野口さんらの成層圏の予測可能性に関する論文

野口さんらの成層圏北極点温度の予測可能性に関する論文が気象集誌に受理され、暫定版(EOR)がウェブ掲載されました。

  • Noguchi, S., H. Mukougawa, T. Hirooka, M. Taguchi, and S. Yoden, 2014: Month-to-month predictability variations of the winter-time stratospheric polar vortex in an operational one-month ensemble prediction system. J. Meteor. Soc. Japan, 92, http://dx.doi.org/10.2151/jmsj.2014-603.

解説

この論文では、気象庁現業1ヶ月アンサンブル予報データを用いて、成層圏における予測可能性の特徴を記述しました。その際、かつて E. N. Lorenz が行った手法(ロジスティック方程式を用いた誤差成長特性の推定)をスプレッド(アンサンブル予報間のばらつきの指標)の時系列に対して適用することで、対流圏から成層圏までの予測可能な期間の上限を定量的に見積もることが可能となりました。これにより、成層圏における予測可能な期間(20~35日)は対流圏(14日)よりも長く、季節進行への依存性が大きい等の統計的特徴を示すことができました。また、系統的誤差とその原因についても解析しています。
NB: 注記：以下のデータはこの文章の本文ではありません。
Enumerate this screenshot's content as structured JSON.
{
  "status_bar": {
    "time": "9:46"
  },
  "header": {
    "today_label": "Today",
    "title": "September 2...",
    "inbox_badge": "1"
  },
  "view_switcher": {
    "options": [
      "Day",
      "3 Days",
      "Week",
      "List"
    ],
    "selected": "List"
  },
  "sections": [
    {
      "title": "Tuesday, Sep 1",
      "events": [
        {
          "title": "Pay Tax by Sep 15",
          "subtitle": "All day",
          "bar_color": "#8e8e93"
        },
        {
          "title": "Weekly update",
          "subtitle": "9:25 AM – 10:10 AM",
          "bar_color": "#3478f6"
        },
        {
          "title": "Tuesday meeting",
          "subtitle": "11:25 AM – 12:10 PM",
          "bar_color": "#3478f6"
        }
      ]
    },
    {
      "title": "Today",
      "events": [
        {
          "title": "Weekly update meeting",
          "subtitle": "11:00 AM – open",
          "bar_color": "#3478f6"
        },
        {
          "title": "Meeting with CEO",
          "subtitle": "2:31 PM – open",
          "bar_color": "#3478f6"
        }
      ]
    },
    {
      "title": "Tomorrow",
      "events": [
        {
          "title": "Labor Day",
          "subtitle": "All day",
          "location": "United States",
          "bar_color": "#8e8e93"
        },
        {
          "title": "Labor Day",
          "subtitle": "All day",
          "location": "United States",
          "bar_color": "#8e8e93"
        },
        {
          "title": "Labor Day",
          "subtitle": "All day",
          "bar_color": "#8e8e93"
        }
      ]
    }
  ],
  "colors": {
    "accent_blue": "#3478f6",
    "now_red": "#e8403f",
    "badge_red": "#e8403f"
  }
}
大気運動のカオス的性質の発見およびその予測可能な期間の見積もりを行った Lorenz による研究以降、数値天気予報の分野では様々な発展がなされてきましたが、アンサンブル予報の現業化は特に大きな出来事でした。これにより、初期値の不確実性がどのように時間発展するかについての情報(スプレッド等)が得られるため、これまでに蓄積されてきた大量のアンサンブル予報データは、当時それを単一の予報結果から推測するしかなかった Lorenz らからしたら喉から手が出る程欲しいものであったと考えられます。本論文では、そのような現在のデータを用いて、彼らの為したかったことを成層圏まで拡張して行いました。